Leo walked around his desk, the gun fixed unwaveringly on the other man. “I beg to differ,” he said in a polite tone. “I'm not wildly enthusiastic about killing you in my own house, you understand, but it seems the best way. I don't have the time tonight to take you somewhere else, and I won't make the stupid mistake of trying to keep you alive somewhere until I can make other arrangements.”
“I hate to sound trite, but you'll never get away with it.”
He knows what he's doing . . . please, God, he knows what he's doing. . . .
“Alex, you disappoint me. Of course I'll get away with it. I have so often before. And this time, since I plan to make certain the authorities believe the mysterious Quinn pulled off the robbery of the century—and then fled the country—I'll make very sure your body is never found.”
“Oh, I couldn't possibly take the credit for something I didn't do.”
“The one flaw in my grand design; I'd much rather take the credit myself. But you see how it is. Living right here in San Francisco, well, I just can't take the chance that any of the bright boys and girls at Interpol will link me with this particular robbery. So you'll get the kudos, I'm afraid.”

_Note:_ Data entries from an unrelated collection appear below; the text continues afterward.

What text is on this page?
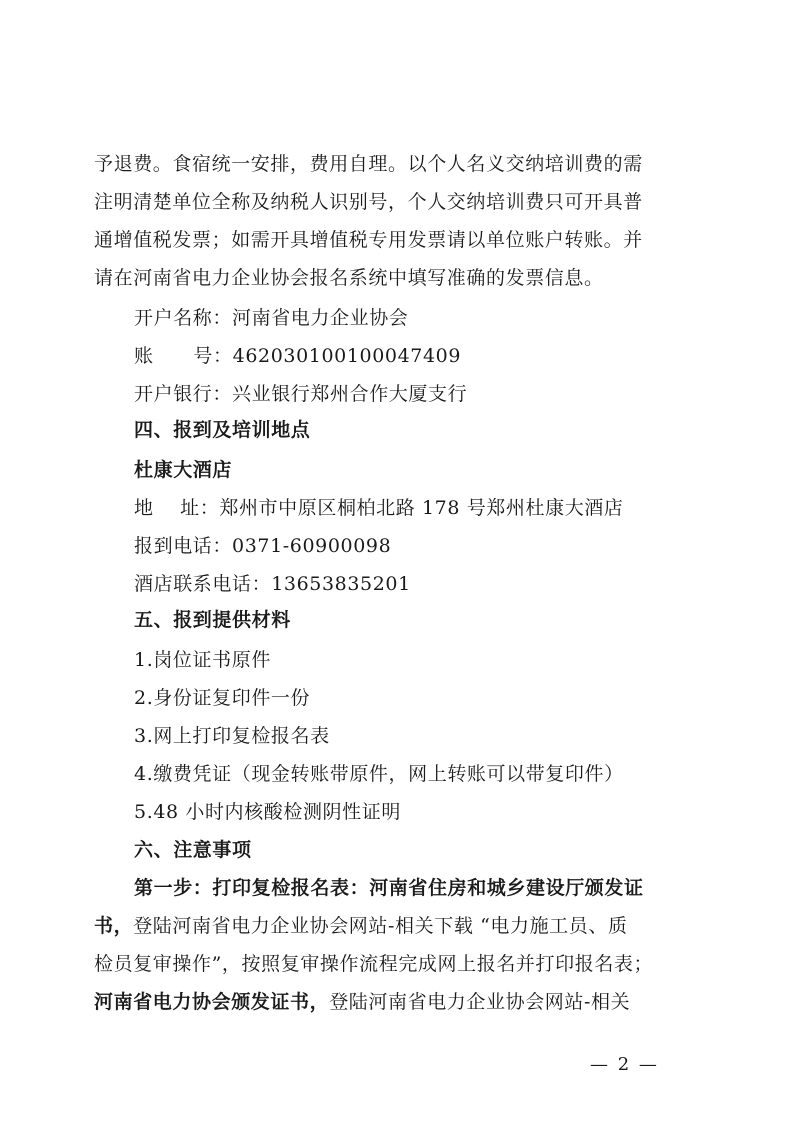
予退费。食宿统一安排，费用自理。以个人名义交纳培训费的需
注明清楚单位全称及纳税人识别号，个人交纳培训费只可开具普
通增值税发票；如需开具增值税专用发票请以单位账户转账。并
请在河南省电力企业协会报名系统中填写准确的发票信息。
开户名称：河南省电力企业协会
账      号：462030100100047409
开户银行：兴业银行郑州合作大厦支行
四、报到及培训地点
杜康大酒店
地    址：郑州市中原区桐柏北路 178 号郑州杜康大酒店
报到电话：0371-60900098
酒店联系电话：13653835201
五、报到提供材料
1.岗位证书原件
2.身份证复印件一份
3.网上打印复检报名表
4.缴费凭证（现金转账带原件，网上转账可以带复印件）
5.48 小时内核酸检测阴性证明
六、注意事项
第一步：打印复检报名表：河南省住房和城乡建设厅颁发证
书，登陆河南省电力企业协会网站-相关下载 “电力施工员、质
检员复审操作”，按照复审操作流程完成网上报名并打印报名表；
河南省电力协会颁发证书，登陆河南省电力企业协会网站-相关
— 2 —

“Leo, we can talk about this.”
“That's the mistake the villains always make in movies and on television,” Leo mused thoughtfully. “They let their victims talk too much. Good-bye, Alex.”
He shot Quinn three times full in the chest.
It wasn't her promise that froze Morgan on the terrace; it was soul-deep shock and a pain so great she was literally paralyzed by it. The three shots—so soft, almost apologetic as they issued in whistling pops from the silenced gun—slammed Quinn's powerful body backward with stunning force, out of her sight when he crashed heavily to the floor, and she could only stare numbly at the place where he'd stood.
Leo, sure of his marksmanship, didn't bother to check the fallen Quinn. Instead, he glanced at his watch, then got an extra clip for the automatic out of his desk drawer and left the room with a brisk step.
Again, it wasn't her promise that kept Morgan still until she heard the sound of his car leaving the house; it was simply that, until the sound jarred her loose, she'd been trapped in a dark and horrible place.